Don't focus on who's not paying attention, focus on those who are.  I key in on people who are obviously "getting it."  For those who aren't, don't let them distract you or irritate you in the least.  Always move with the movers.

Speak clearly and confidently.  God has sent you to share something with these folks, so boldly declare it.  In fact, one of the things I most often say is, "God has sent me to tell you....."  Never lose the wonder of standing on earth and speaking for heaven!!!

Know when to be quiet.  Don't feel the need to speak constantly with no pause.  Sometimes the most powerful thing you can do in a message is ask a powerful (rhetorical) question and then pause for about 10 seconds to let it sink in.  For instance, tonight in my message I'm going to ask my audience, "What might be possible in your life if you refuse to talk about your past for 30 days?"  Then I'm going to pause for a few moments to just let them think about it before I go on to say something else.

If you use PowerPoint, be fully  prepared.  Call the event coordinator or the media tech at the church beforehand and ask what is available and if they will have someone well trained to run it.  I use PowerPoint on a weekly basis at our church and I always send a message script to the media director a few days ahead of time, as well as the PowerPoint so they can look it over and let me know if they have any questions.  Our media team at CC know me well enough that I don't have to put the number of the slides alongside on my message script but when I'm preaching elsewhere I print a handout for the media person of the PowerPoint slides with corresponding numbers, and I place the numbers actually on my script and give to the media person to ensure that everything goes right.  If a church doesn't have this capability or they are iffy about whether someone can run it properly, I dispense with using it altogether as it might be more a distraction than a blessing.

If using a handout give it out in the beginning, and put someone else (ushers, etc.) in charge of passing it out to latecomers.  I don't make handouts too long or laborious because I don't want people to have their head in their notes or worrying too much about writing the whole time.

Use humor liberally.  It serves to open people up for more serious topics later in the message.

Become skilled at telling stories and illustrations.  This comes with practice.  You don't have to be preaching to practice.  When sharing stories with friends, hone your skills at describing true stories and situations.  Even practicing joke telling will help you to become a great speaker.

Don't be afraid to move around.  I usually come down to the audience at least once or twice during my message and walk in the front of the room, or even down the aisle to the first few rows.  If I notice a certain group isn't paying attention I might walk toward that section and stand there a few minutes while I speak.
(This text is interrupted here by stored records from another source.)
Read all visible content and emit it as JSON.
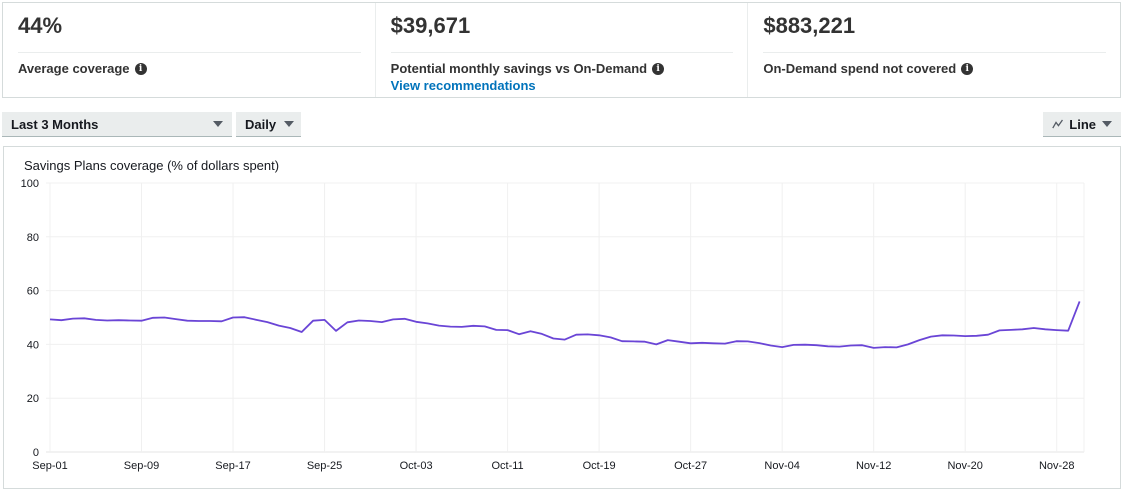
{
  "summary": {
    "cards": [
      {
        "value": "44%",
        "label": "Average coverage",
        "icon": "info-icon"
      },
      {
        "value": "$39,671",
        "label": "Potential monthly savings vs On-Demand",
        "icon": "info-icon",
        "link": "View recommendations"
      },
      {
        "value": "$883,221",
        "label": "On-Demand spend not covered",
        "icon": "info-icon"
      }
    ]
  },
  "controls": {
    "time_range": "Last 3 Months",
    "granularity": "Daily",
    "chart_type": "Line",
    "chart_type_icon": "line-chart-icon"
  },
  "colors": {
    "line": "#6a45d6",
    "link": "#0073bb",
    "grid": "#f0f0f0"
  },
  "chart_data": {
    "type": "line",
    "title": "Savings Plans coverage (% of dollars spent)",
    "xlabel": "",
    "ylabel": "",
    "ylim": [
      0,
      100
    ],
    "yticks": [
      0,
      20,
      40,
      60,
      80,
      100
    ],
    "xtick_labels": [
      "Sep-01",
      "Sep-09",
      "Sep-17",
      "Sep-25",
      "Oct-03",
      "Oct-11",
      "Oct-19",
      "Oct-27",
      "Nov-04",
      "Nov-12",
      "Nov-20",
      "Nov-28"
    ],
    "grid": true,
    "legend": null,
    "x_start": "Sep-01",
    "x_end": "Nov-30",
    "series": [
      {
        "name": "Savings Plans coverage",
        "values": [
          49.3,
          49.0,
          49.6,
          49.7,
          49.1,
          48.9,
          49.0,
          48.9,
          48.8,
          49.9,
          50.0,
          49.4,
          48.8,
          48.7,
          48.7,
          48.6,
          50.0,
          50.1,
          49.2,
          48.3,
          47.0,
          46.1,
          44.6,
          48.8,
          49.1,
          45.0,
          48.2,
          48.9,
          48.7,
          48.3,
          49.3,
          49.5,
          48.4,
          47.8,
          47.0,
          46.6,
          46.5,
          46.9,
          46.7,
          45.4,
          45.3,
          43.8,
          44.9,
          43.9,
          42.2,
          41.8,
          43.6,
          43.7,
          43.4,
          42.6,
          41.2,
          41.1,
          41.0,
          40.0,
          41.6,
          41.0,
          40.4,
          40.6,
          40.4,
          40.3,
          41.2,
          41.1,
          40.5,
          39.6,
          39.0,
          39.8,
          39.9,
          39.7,
          39.3,
          39.2,
          39.6,
          39.7,
          38.7,
          39.0,
          38.9,
          40.0,
          41.6,
          42.9,
          43.4,
          43.3,
          43.1,
          43.2,
          43.6,
          45.2,
          45.4,
          45.6,
          46.1,
          45.6,
          45.3,
          45.1,
          56.0
        ]
      }
    ]
  }
}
I don't ever address that they aren't paying attention, I just get even more animated and make it more difficult for them to tune out.  A huge part of your message is body language.

Be spirit led.  Although you have prayed and prepared and written your message the Holy Spirit will drop things in your heart just for the specific people who are gathered there.  You won't always understand why you're saying certain things -- you may never this side of heaven.  Be obedient to speak what God lays on your heart in the moment. Sometimes at the altar or later when talking to the pastor, you find out why God told you to say it and it becomes a miracle story.  (Those stories sometimes provide the best future sermon illustrations!!)